Beginning today, the center will host works from 11 artisans in different mediums, said Mark McCullough with the Open Hands Seed Project.
“I think this is going to be a really interesting event,” McCullough said. “We wanted to do something to showcase the works of several of our people but didn’t want to do a craft show.
“We have nothing against craft shows, but we wanted to do something a bit different and I think we have succeeded,” he said.
From 10 a.m. to 6 p.m. today and Saturday, the Christmas Artisan Show will be open free to the public.
“The artisans we selected to have works in the show, all of them are truly talented,” said McCullough. “Everyone uses different mediums to create their work and it is all really, really good.”
Artisans participating in the event are: La La Land, Rustic Junkie Creative Recycling, Illuminations, Love, Kya Jett, VaGalleria, Nostalgia, Boho Trinkets, Nine Lives Photography and Cartoon Fun with J.D. Williamson.
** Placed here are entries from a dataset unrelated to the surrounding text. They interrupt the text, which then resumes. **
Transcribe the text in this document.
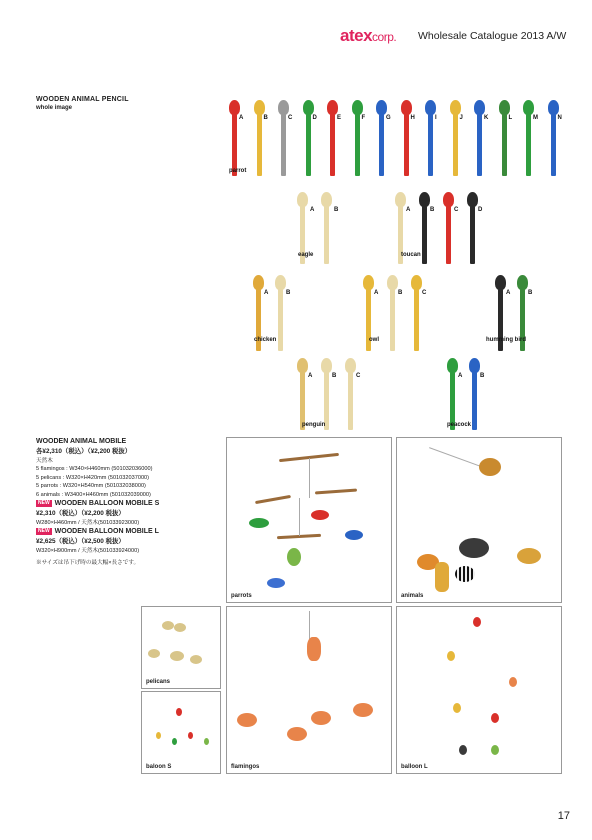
atexcorp. Wholesale Catalogue 2013 A/W
WOODEN ANIMAL PENCIL
whole image
A	B	C	D	E	F	G	H	I	J	K	L	M	N
parrot
A	B
eagle
A	B	C	D
toucan
A	B
chicken
A	B	C
owl
A	B
humming bird
A	B	C
penguin
A	B
peacock
WOODEN ANIMAL MOBILE
各¥2,310（税込）（¥2,200 税抜）
天然木
5 flamingos : W340×H460mm (501032036000)
5 pelicans : W320×H420mm (501032037000)
5 parrots : W320×H540mm (501032038000)
6 animals : W3400×H460mm (501032039000)
NEW WOODEN BALLOON MOBILE S
¥2,310（税込）（¥2,200 税抜）
W280×H460mm / 天然木(501033923000)
NEW WOODEN BALLOON MOBILE L
¥2,625（税込）（¥2,500 税抜）
W320×H900mm / 天然木(501033924000)
※サイズは吊下げ時の最大幅×長さです。
parrots	animals
pelicans
baloon S	flamingos	balloon L
17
Joining these artists will be members of the Open Hands Seed Project, which includes their roughly 55 employees who take items removed from old homes such as doors, windows and furniture and encouraged to use their creativity to make these items something new and useful.
The Open Hands Seed Project opened in April 2011 and is a part of the The Mentor Network/REM Community Options. After more than two years in the local community, the organization opened a learning center and gallery.
In August, directors, supporters and members celebrated the grand opening of the Open Hands Gallery and Learning Center, located next to the learning center at 2242 Williams Highway, also known as West Virginia 14 in Boaz, in the small strip mall near Keller Lane.
The Mentor Network/REM Community Options has been in the Parkersburg area since 1999 and is one of the top 25 employers in West Virginia. Their goal is to “plant the seed of having a job that gives self worth to our workers.”
McCullough said organizers for the event hope this first gallery show is a success in order to grow it for next year.
“We are already looking at how we can do this event in the future and make it bigger,” he said. “We want to use this as a way to show off some of the amazingly talented people we have in our local area.”